I didn't meet any nuts, crazy people, or other assortments of unlikable sorts.

Bottom line for me, there is no other Lutheran organization for pro-life Lutherans.

I think - an opinion, but I hope a not uninformed opinion - the low number of ELCA members in Lutherans for Life reflects an ELCA denominational culture that ignores abortion and dismisses pro-life efforts as socially divisive. An ELCA member who tried to create an LFL congregational chapter would be unwelcome in most ELCA congregations. I doubt very much that any ELCA congregation would carry LFL pro-life inserts - or pro-life inserts of any sort - in Sunday's bulletin. But I do know of at least two that have carried Planned Parenthood materials.

The ELCA statement on abortion - which I once described as "theological road kill" - and the practice of the ELCA health plan in treating elective abortion as a reimbursable medical expense precludes the possibility of most ELCA pastors from doing anything publicly in the congregation to support, endorse, or encourage LFL membership. It prevents them from offering any public encouragement for any opposition to abortion.

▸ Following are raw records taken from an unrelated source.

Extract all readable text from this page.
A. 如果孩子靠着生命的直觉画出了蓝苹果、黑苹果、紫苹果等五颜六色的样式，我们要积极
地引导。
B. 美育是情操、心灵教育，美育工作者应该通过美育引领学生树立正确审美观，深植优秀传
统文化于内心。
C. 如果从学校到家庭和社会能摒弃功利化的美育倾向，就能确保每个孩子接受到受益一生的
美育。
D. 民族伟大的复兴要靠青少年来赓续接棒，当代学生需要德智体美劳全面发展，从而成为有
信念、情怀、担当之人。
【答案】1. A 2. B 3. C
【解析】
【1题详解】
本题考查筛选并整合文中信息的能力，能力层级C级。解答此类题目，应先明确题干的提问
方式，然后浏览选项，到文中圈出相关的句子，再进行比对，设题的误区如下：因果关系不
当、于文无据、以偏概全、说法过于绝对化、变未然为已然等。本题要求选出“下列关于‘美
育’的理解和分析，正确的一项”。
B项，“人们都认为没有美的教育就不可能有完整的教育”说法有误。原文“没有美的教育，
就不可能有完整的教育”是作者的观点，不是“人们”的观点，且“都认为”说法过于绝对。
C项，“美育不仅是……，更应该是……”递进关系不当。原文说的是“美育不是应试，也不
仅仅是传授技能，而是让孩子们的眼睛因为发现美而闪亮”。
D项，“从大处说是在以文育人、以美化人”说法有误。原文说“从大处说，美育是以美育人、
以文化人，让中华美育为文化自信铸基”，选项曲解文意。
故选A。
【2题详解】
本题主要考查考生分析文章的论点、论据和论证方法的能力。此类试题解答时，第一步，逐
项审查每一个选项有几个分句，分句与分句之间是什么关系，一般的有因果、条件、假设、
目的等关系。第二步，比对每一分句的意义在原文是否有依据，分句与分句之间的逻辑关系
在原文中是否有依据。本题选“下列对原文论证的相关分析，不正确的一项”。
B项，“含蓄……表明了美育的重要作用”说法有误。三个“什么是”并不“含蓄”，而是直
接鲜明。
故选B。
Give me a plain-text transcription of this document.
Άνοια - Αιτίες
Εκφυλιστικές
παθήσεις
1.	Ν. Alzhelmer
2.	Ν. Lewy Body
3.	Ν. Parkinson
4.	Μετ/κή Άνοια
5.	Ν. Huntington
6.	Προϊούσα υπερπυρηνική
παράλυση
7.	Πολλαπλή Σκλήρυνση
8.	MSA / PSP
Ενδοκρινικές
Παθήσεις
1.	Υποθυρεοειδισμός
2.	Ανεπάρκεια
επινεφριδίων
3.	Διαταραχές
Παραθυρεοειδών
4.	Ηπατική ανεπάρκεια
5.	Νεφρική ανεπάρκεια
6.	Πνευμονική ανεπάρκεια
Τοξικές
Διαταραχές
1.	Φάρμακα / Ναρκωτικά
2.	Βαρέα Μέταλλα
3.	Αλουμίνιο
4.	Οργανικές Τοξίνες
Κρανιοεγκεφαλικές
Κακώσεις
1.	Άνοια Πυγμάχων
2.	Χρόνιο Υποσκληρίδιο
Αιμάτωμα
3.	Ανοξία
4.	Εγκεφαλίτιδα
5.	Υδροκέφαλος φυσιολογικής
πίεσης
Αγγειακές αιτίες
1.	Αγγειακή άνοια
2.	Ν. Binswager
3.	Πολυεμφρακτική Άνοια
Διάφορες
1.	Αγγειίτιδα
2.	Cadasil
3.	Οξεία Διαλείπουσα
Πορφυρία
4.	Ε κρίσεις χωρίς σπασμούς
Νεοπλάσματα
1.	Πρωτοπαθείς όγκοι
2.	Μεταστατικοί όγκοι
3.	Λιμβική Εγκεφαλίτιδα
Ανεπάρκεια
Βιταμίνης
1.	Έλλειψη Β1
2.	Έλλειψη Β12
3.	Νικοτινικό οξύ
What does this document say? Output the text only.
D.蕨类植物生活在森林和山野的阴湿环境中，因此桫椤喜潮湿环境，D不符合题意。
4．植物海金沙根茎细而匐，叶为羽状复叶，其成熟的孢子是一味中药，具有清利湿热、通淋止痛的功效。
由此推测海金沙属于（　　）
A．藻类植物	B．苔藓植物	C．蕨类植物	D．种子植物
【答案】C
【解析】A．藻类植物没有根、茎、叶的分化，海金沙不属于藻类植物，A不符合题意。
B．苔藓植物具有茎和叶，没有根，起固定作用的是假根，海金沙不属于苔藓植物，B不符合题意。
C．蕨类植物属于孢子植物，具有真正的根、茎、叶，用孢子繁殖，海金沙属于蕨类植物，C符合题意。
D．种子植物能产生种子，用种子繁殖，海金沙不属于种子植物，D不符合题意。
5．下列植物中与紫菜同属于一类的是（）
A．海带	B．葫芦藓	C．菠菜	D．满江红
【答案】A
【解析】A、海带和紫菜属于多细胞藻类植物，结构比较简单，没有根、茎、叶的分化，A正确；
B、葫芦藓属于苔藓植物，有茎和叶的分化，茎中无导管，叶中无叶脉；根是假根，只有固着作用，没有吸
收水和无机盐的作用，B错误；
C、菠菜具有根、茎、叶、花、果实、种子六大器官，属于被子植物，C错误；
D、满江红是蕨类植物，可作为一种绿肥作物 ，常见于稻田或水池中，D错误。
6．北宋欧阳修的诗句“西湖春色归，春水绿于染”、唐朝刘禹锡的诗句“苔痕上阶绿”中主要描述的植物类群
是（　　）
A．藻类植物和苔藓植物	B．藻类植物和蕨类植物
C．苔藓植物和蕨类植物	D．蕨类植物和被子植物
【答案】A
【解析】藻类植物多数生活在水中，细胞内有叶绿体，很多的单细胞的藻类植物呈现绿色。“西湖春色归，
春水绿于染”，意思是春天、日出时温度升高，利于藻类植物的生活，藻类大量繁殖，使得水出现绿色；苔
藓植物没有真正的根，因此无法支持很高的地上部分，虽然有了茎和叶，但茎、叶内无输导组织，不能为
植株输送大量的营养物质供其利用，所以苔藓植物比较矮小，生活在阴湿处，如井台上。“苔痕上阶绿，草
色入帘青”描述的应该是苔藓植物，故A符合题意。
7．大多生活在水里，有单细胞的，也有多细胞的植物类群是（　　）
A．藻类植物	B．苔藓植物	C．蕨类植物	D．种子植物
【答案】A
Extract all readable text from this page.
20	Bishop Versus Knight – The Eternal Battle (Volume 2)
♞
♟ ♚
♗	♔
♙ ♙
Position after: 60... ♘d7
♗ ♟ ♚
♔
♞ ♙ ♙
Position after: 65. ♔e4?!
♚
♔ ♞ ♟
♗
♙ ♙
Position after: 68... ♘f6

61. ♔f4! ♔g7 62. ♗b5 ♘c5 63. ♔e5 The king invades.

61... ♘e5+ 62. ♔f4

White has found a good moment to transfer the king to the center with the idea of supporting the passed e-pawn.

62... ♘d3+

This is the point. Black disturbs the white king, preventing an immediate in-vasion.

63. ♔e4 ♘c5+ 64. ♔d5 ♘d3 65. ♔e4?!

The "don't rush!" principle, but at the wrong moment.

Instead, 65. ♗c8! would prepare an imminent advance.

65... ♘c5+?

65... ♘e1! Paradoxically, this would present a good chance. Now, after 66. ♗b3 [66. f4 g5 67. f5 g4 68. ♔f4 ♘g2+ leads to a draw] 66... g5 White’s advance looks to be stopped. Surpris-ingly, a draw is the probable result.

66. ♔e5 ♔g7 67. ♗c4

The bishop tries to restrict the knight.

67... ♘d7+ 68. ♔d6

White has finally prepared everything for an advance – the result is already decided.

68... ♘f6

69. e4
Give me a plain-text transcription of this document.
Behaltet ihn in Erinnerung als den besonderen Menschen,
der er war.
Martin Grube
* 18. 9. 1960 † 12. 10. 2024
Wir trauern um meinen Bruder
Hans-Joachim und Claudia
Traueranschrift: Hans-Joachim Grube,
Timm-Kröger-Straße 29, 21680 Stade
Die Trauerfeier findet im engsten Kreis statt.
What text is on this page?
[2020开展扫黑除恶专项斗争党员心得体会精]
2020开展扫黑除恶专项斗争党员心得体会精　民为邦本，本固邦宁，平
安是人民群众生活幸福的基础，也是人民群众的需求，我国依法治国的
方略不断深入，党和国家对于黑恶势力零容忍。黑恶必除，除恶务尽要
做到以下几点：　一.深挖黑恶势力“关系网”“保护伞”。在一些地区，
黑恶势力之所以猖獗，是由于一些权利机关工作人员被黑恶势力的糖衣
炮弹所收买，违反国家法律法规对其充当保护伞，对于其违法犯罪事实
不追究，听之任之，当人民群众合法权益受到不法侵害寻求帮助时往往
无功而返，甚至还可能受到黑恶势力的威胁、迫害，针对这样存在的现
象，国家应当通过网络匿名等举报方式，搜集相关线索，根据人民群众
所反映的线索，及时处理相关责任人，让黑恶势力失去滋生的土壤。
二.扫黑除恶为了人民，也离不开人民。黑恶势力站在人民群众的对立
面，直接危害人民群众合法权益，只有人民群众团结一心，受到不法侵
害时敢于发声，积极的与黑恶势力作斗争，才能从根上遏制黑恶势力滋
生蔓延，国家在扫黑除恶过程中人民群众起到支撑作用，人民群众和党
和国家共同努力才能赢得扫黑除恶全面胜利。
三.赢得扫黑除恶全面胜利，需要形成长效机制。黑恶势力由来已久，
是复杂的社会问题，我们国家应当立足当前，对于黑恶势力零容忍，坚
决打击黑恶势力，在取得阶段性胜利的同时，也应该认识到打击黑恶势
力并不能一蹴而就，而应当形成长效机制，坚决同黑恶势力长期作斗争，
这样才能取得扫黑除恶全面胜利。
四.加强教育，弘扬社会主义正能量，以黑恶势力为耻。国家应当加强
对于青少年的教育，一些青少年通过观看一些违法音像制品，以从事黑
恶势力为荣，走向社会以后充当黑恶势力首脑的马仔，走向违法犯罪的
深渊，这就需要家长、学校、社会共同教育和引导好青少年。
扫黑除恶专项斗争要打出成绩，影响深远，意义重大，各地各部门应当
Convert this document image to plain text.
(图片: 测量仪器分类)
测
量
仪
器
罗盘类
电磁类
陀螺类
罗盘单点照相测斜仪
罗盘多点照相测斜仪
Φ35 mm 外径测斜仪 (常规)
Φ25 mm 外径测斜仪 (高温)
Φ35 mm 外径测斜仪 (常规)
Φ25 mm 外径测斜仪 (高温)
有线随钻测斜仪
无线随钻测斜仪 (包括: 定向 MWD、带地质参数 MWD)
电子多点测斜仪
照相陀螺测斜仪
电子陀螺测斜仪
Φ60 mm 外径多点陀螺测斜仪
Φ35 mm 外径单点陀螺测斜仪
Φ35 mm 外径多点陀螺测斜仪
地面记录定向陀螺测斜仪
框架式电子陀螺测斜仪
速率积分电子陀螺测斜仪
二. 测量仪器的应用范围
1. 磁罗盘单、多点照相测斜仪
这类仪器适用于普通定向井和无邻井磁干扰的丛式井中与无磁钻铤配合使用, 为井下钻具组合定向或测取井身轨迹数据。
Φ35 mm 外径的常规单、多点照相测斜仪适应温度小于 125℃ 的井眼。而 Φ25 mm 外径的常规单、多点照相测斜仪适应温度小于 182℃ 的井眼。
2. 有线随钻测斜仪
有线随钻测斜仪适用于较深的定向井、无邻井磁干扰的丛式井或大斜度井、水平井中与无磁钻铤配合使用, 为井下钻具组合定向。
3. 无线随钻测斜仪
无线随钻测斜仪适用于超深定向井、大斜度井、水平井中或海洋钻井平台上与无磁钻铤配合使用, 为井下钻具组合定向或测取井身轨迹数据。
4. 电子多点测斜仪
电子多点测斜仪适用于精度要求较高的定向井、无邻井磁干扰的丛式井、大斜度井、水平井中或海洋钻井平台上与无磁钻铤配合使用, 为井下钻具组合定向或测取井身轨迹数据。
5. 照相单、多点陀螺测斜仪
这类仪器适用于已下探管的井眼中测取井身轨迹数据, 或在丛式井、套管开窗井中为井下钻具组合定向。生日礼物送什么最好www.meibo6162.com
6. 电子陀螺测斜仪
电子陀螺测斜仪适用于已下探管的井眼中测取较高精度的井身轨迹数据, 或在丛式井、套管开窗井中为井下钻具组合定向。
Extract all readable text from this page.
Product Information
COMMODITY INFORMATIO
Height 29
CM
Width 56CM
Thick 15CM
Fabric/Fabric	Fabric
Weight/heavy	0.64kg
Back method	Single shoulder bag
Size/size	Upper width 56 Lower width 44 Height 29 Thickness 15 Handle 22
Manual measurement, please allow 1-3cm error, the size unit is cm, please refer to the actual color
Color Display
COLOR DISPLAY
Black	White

(An aside, I am no longer a member of the health plan; I quit in the early 1990s when the ELCA church council forced the Board of Pensions into the business of paying for elective abortions. My private health insurance, Blue Cross Blue Shield Kansas City, will not pay for an elective abortion.)

My in-laws in South Carolina are the Roman Catholic diocesan representatives to Forty Days for Life. It is a heavily ecumenical outfit. There are no ELCA congregations participating, nor any ELCA Lutherans individually that I am aware of.

In 2002 at the Central States Synod assembly a number of us produced a resolution forming a task force to gather resource materials for women who might be seeking an alternative to abortion. We were attacked, viciously I think, from the floor by an array of people who each more or less suggested that even providing such material was a denial of a woman's right to choose. (The resolution passed, narrowly.)

Gregory Davidson suggests above that LCMS folks themselves start talking to ELCA people. That's not bad, but I am doubtful. I would like to hear of any one Lutherans for Life representative being allowed to introduce LFL to an ELCA council meeting.